Re: Marriage Phobia Am I Alone? by Ayoakinkahunsi(m): 11:04am On Dec 06, 2014
Don't worry when you are ready/see your type of lady phobia will disappear
Re: Marriage Phobia Am I Alone? by Ucheosefoh(m): 11:12am On Dec 06, 2014
crackhaus:

You have successfully passed the first and most important stage - this is the discovery and complete awareness of your problem, the problem which feeds your phobia.

The next step to complete self-healing is to realize that you are not your great uncle, neither are you your father - You are you, a you that is capable of making different life choices and steering a preferred course for yourself.

Try to break free from the negativity of other people's experiences, they are not yours.
My fears are not about my ability to my choices but making the right choice when it comes to marriage. I have made choices in relationship I taught is the right choice only found out I made the wrong choice, it takes two to tangle I hope one day I will find a lady to tangle with.
Re: Marriage Phobia Am I Alone? by crackhaus: 11:25am On Dec 06, 2014
Ucheosefoh:
My fears are not about my ability to my choices but making the right choice when it comes to marriage. I have made choices in relationship I taught is the right choice only found out I made the wrong choice, it takes two to tangle I hope one day I will find a lady to tangle with.
What choices did you make that turned out the wrong choices?

Finding a lady to tangle (bond) with is very easy, there are many things a lot of people can share in common which can be used as the bedrock for a successful relationship - the world is large and diversely filled with different people from different backgrounds, but there's only so much a person can explore...there will always be something no matter how little, that we share with other people.

I'm more interested in the choices you seem to make that turn out wrong, and why you haven't stopped making them totally or just reshaping them.
Re: Marriage Phobia Am I Alone? by austine4real(m): 2:00pm On Dec 06, 2014
No b only u o.. Am plannin 2 impregnate& start a life wt a gal no weddin ceremony or engage.
Dnt knw wot da weddn day wud look lyk
Re: Marriage Phobia Am I Alone? by LordReed(m): 6:15pm On Dec 06, 2014
Chillisauce:

Just have an open mind concerning people /women and stop trying too hard.

Relax, make friends first before going deeper.
Things come easier when you relax and take it slowly


Exactly my take on relationship.
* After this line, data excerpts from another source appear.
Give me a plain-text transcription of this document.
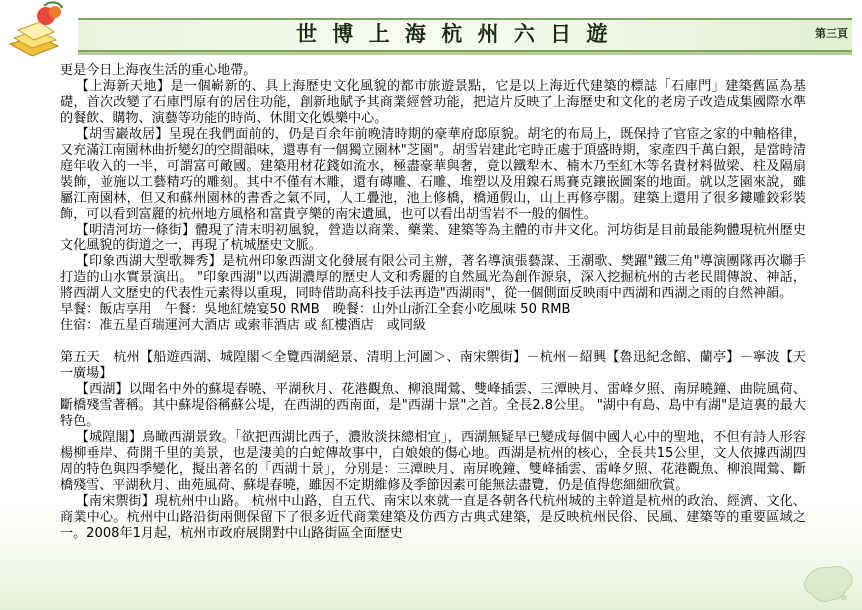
世 博 上 海 杭 州 六 日 遊	第三頁

更是今日上海夜生活的重心地帶。

【上海新天地】是一個嶄新的、具上海歷史文化風貌的都市旅遊景點，它是以上海近代建築的標誌「石庫門」建築舊區為基礎，首次改變了石庫門原有的居住功能，創新地賦予其商業經營功能，把這片反映了上海歷史和文化的老房子改造成集國際水準的餐飲、購物、演藝等功能的時尚、休閒文化娛樂中心。

【胡雪巖故居】呈現在我們面前的，仍是百余年前晚清時期的豪華府邸原貌。胡宅的布局上，既保持了官宦之家的中軸格律，又充滿江南園林曲折變幻的空間韻味，還專有一個獨立園林"芝園"。胡雪岩建此宅時正處于頂盛時期，家產四千萬白銀，是當時清庭年收入的一半，可謂富可敵國。建築用材花錢如流水，極盡豪華與奢，竟以鐵犁木、楠木乃至紅木等名貴材料做梁、柱及隔扇裝飾，並施以工藝精巧的雕刻。其中不僅有木雕，還有磚雕、石雕、堆塑以及用鎳石馬賽克鑲嵌圖案的地面。就以芝園來說，雖屬江南園林，但又和蘇州園林的書香之氣不同，人工疊池，池上修橋，橋通假山，山上再修亭閣。建築上還用了很多鏤雕鉸彩裝飾，可以看到富麗的杭州地方風格和富貴亨樂的南宋遺風，也可以看出胡雪岩不一般的個性。

【明清河坊一條街】體現了清末明初風貌，營造以商業、藥業、建築等為主體的市井文化。河坊街是目前最能夠體現杭州歷史文化風貌的街道之一，再現了杭城歷史文脈。

【印象西湖大型歌舞秀】是杭州印象西湖文化發展有限公司主辦，著名導演張藝謀、王潮歌、樊躍"鐵三角"導演團隊再次聯手打造的山水實景演出。 "印象西湖"以西湖濃厚的歷史人文和秀麗的自然風光為創作源泉，深入挖掘杭州的古老民間傳說、神話，將西湖人文歷史的代表性元素得以重現，同時借助高科技手法再造"西湖雨"，從一個側面反映雨中西湖和西湖之雨的自然神韻。

早餐：飯店享用　午餐：吳地紅燒宴50 RMB　晚餐：山外山浙江全套小吃風味 50 RMB

住宿：准五星百瑞運河大酒店 或索菲酒店 或 紅樓酒店　或同級

第五天　杭州【船遊西湖、城隍閣＜全覽西湖絕景、清明上河圖＞、南宋禦街】－杭州－紹興【魯迅紀念館、蘭亭】－寧波【天一廣場】

【西湖】以聞名中外的蘇堤春曉、平湖秋月、花港觀魚、柳浪聞鶯、雙峰插雲、三潭映月、雷峰夕照、南屏曉鐘、曲院風荷、斷橋殘雪著稱。其中蘇堤俗稱蘇公堤，在西湖的西南面，是"西湖十景"之首。全長2.8公里。 "湖中有島、島中有湖"是這裏的最大特色。

【城隍閣】鳥瞰西湖景致。「欲把西湖比西子，濃妝淡抹總相宜」，西湖無疑早已變成每個中國人心中的聖地，不但有詩人形容楊柳垂岸、荷開千里的美景，也是淒美的白蛇傳故事中，白娘娘的傷心地。西湖是杭州的核心，全長共15公里，文人依據西湖四周的特色與四季變化，擬出著名的「西湖十景」，分別是：三潭映月、南屏晚鐘、雙峰插雲、雷峰夕照、花港觀魚、柳浪聞鶯、斷橋殘雪、平湖秋月、曲苑風荷、蘇堤春曉，雖因不定期維修及季節因素可能無法盡覽，仍是值得您細細欣賞。

【南宋禦街】現杭州中山路。 杭州中山路，自五代、南宋以來就一直是各朝各代杭州城的主幹道是杭州的政治、經濟、文化、商業中心。杭州中山路沿街兩側保留下了很多近代商業建築及仿西方古典式建築，是反映杭州民俗、民風、建築等的重要區域之一。2008年1月起，杭州市政府展開對中山路街區全面歷史
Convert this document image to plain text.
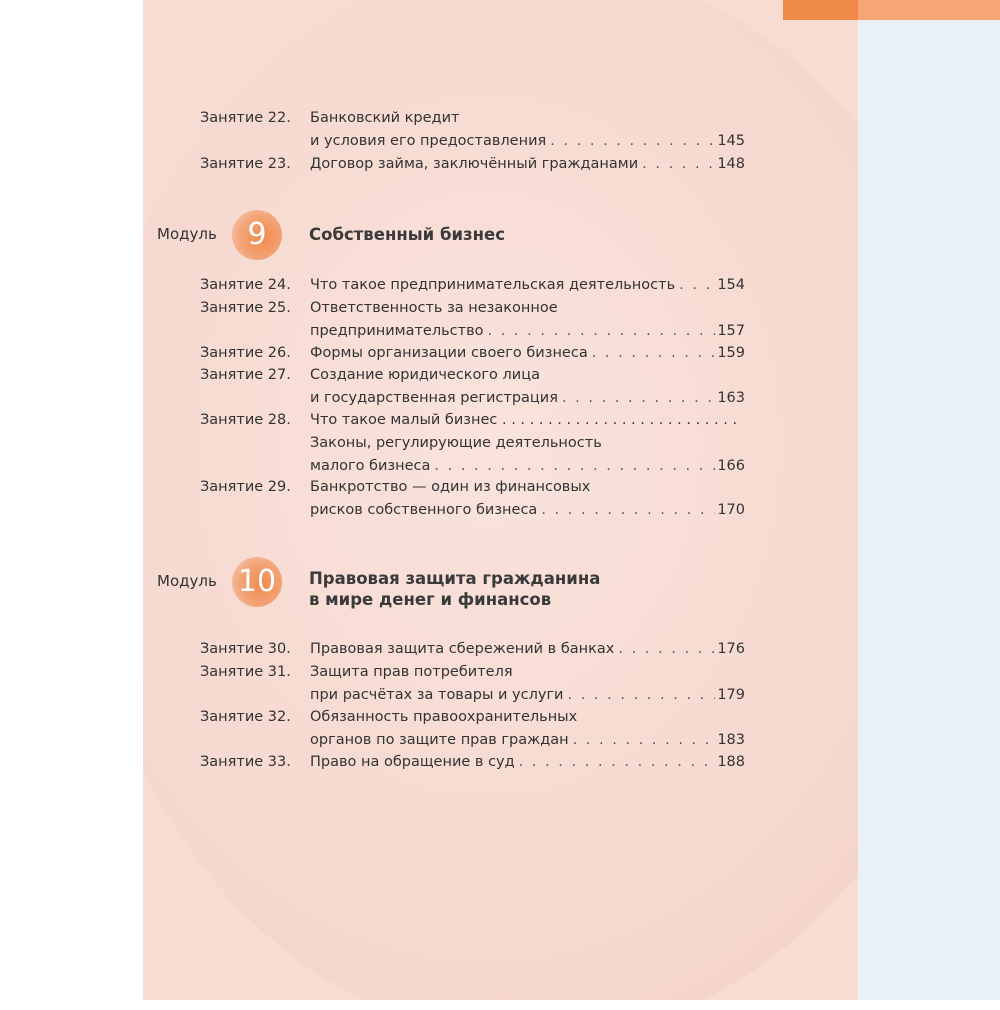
Занятие 22. Банковский кредит
и условия его предоставления . . .	145
Занятие 23. Договор займа, заключённый гражданами . . .	148
Модуль	9	Собственный бизнес
Занятие 24. Что такое предпринимательская деятельность . . .	154
Занятие 25. Ответственность за незаконное
предпринимательство . . .	157
Занятие 26. Формы организации своего бизнеса . . .	159
Занятие 27. Создание юридического лица
и государственная регистрация . . .	163
Занятие 28. Что такое малый бизнес . . . . . . . . . . . . . . . . . . . . . . . . . .
Законы, регулирующие деятельность
малого бизнеса . . .	166
Занятие 29. Банкротство — один из финансовых
рисков собственного бизнеса . . .	170
Модуль 10	Правовая защита гражданина
в мире денег и финансов
Занятие 30. Правовая защита сбережений в банках . . .	176
Занятие 31. Защита прав потребителя
при расчётах за товары и услуги . . .	179
Занятие 32. Обязанность правоохранительных
органов по защите прав граждан . . .	183
Занятие 33. Право на обращение в суд . . .	188
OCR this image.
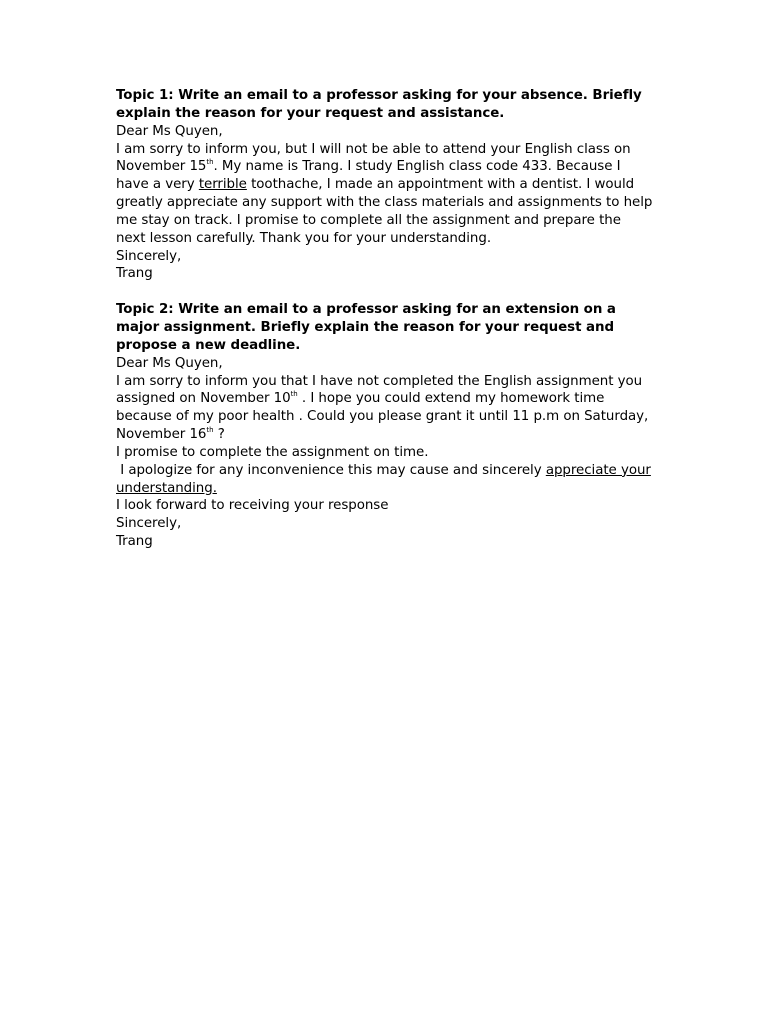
Topic 1: Write an email to a professor asking for your absence. Briefly explain the reason for your request and assistance.

Dear Ms Quyen,

I am sorry to inform you, but I will not be able to attend your English class on November 15th. My name is Trang. I study English class code 433. Because I have a very terrible toothache, I made an appointment with a dentist. I would greatly appreciate any support with the class materials and assignments to help me stay on track. I promise to complete all the assignment and prepare the next lesson carefully. Thank you for your understanding.

Sincerely,

Trang

Topic 2: Write an email to a professor asking for an extension on a major assignment. Briefly explain the reason for your request and propose a new deadline.

Dear Ms Quyen,

I am sorry to inform you that I have not completed the English assignment you assigned on November 10th . I hope you could extend my homework time because of my poor health . Could you please grant it until 11 p.m on Saturday, November 16th ?

I promise to complete the assignment on time.

I apologize for any inconvenience this may cause and sincerely appreciate your understanding.

I look forward to receiving your response

Sincerely,

Trang
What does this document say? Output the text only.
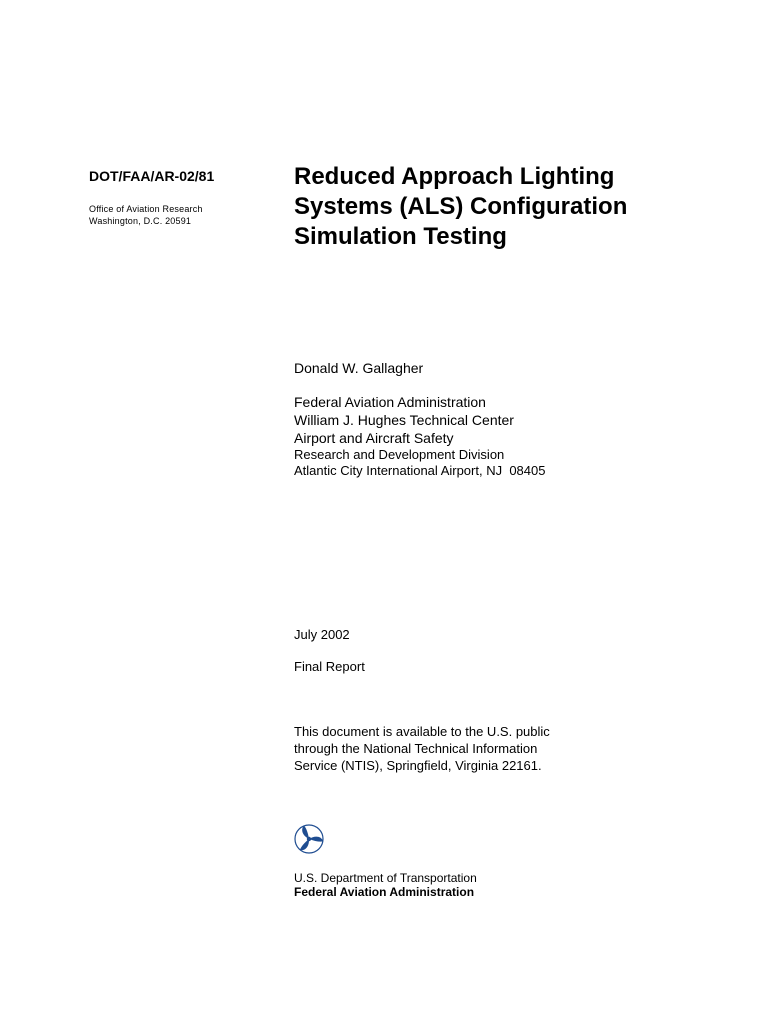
DOT/FAA/AR-02/81
Office of Aviation Research
Washington, D.C. 20591
Reduced Approach Lighting
Systems (ALS) Configuration
Simulation Testing
Donald W. Gallagher
Federal Aviation Administration
William J. Hughes Technical Center
Airport and Aircraft Safety
Research and Development Division
Atlantic City International Airport, NJ  08405
July 2002
Final Report
This document is available to the U.S. public
through the National Technical Information
Service (NTIS), Springfield, Virginia 22161.
U.S. Department of Transportation
Federal Aviation Administration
People want to start acting as husbands and wives even before they know the other person. Why burden yourself with the pressure before you are even sure if this who you want? How are you gonna know who this person is if you are not friends first?

OP take it easy it is not a do or die affair. If you want to marry it is a good thing to aspire to just as becoming the CEO of a company is a good thing to aspire to, you just have to be ready for the challenges and responsibilities. If you are afraid then you ain't ready so hold back until you can see your way through. Marriage no be by force o! (Just like to become oga no be by force).